🤖 AI Summary
Existing methods for generating counterfactual explanations on graph-structured data (e.g., molecular graphs, social networks) are ineffective due to the discrete, non-Euclidean nature of graphs, which violates assumptions underlying continuous-space optimization approaches.
Method: We propose the first counterfactual generation framework for graphs based on discrete diffusion modeling and classifier-free guidance. Unlike prior work, our method operates directly in the discrete graph structure space—modeling edge and node perturbations without continuous relaxation—and identifies minimal topological edits required to flip model predictions while preserving structural fidelity and semantic plausibility.

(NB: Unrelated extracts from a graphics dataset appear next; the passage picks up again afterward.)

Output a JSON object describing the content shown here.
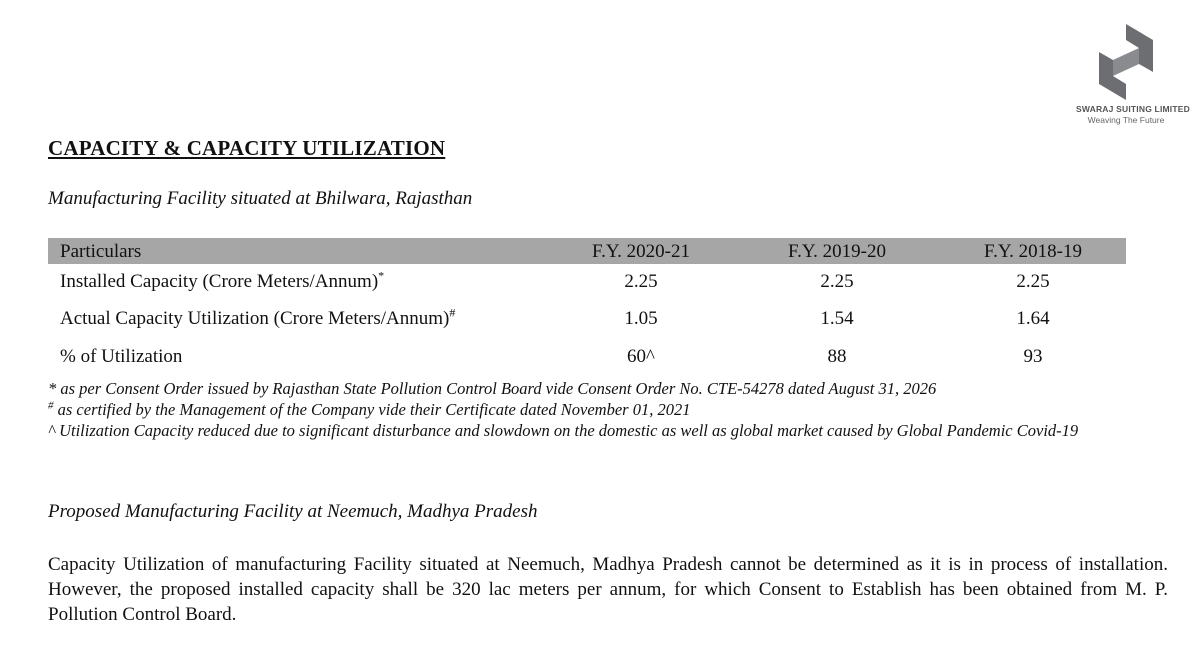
{
  "logo": {
    "company": "SWARAJ SUITING LIMITED",
    "tagline": "Weaving The Future",
    "color": "#6d6e71"
  },
  "title": "CAPACITY & CAPACITY UTILIZATION",
  "subtitle": "Manufacturing Facility situated at Bhilwara, Rajasthan",
  "table": {
    "header_bg": "#a6a6a6",
    "headers": [
      "Particulars",
      "F.Y. 2020-21",
      "F.Y. 2019-20",
      "F.Y. 2018-19"
    ],
    "rows": [
      {
        "label": "Installed Capacity (Crore Meters/Annum)",
        "mark": "*",
        "values": [
          "2.25",
          "2.25",
          "2.25"
        ]
      },
      {
        "label": "Actual Capacity Utilization (Crore Meters/Annum)",
        "mark": "#",
        "values": [
          "1.05",
          "1.54",
          "1.64"
        ]
      },
      {
        "label": "% of Utilization",
        "mark": "",
        "values": [
          "60^",
          "88",
          "93"
        ]
      }
    ]
  },
  "notes": [
    {
      "mark": "",
      "text": "* as per Consent Order issued by Rajasthan State Pollution Control Board vide Consent Order No. CTE-54278 dated August 31, 2026"
    },
    {
      "mark": "#",
      "text": " as certified by the Management of the Company vide their Certificate dated November 01, 2021"
    },
    {
      "mark": "",
      "text": "^ Utilization Capacity reduced due to significant disturbance and slowdown on the domestic as well as global market caused by Global Pandemic Covid-19"
    }
  ],
  "subtitle2": "Proposed Manufacturing Facility at Neemuch, Madhya Pradesh",
  "paragraph": "Capacity Utilization of manufacturing Facility situated at Neemuch, Madhya Pradesh cannot be determined as it is in process of installation. However, the proposed installed capacity shall be 320 lac meters per annum, for which Consent to Establish has been obtained from M. P. Pollution Control Board."
}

Contribution/Results: Our approach robustly supports both discrete classification and continuous attribute prediction tasks. Extensive experiments demonstrate significant improvements over state-of-the-art baselines in explanation faithfulness, structural consistency, and counterfactual quality. By enabling interpretable, minimal, and distributionally valid interventions, our framework establishes a new paradigm for trustworthy decision-making in graph neural networks.
📝 Abstract
Machine learning models that operate on graph-structured data, such as molecular graphs or social networks, often make accurate predictions but offer little insight into why certain predictions are made. Counterfactual explanations address this challenge by seeking the closest alternative scenario where the model's prediction would change. Although counterfactual explanations are extensively studied in tabular data and computer vision, the graph domain remains comparatively underexplored. Constructing graph counterfactuals is intrinsically difficult because graphs are discrete and non-euclidean objects. We introduce Graph Diffusion Counterfactual Explanation, a novel framework for generating counterfactual explanations on graph data, combining discrete diffusion models and classifier-free guidance. We empirically demonstrate that our method reliably generates in-distribution as well as minimally structurally different counterfactuals for both discrete classification targets and continuous properties.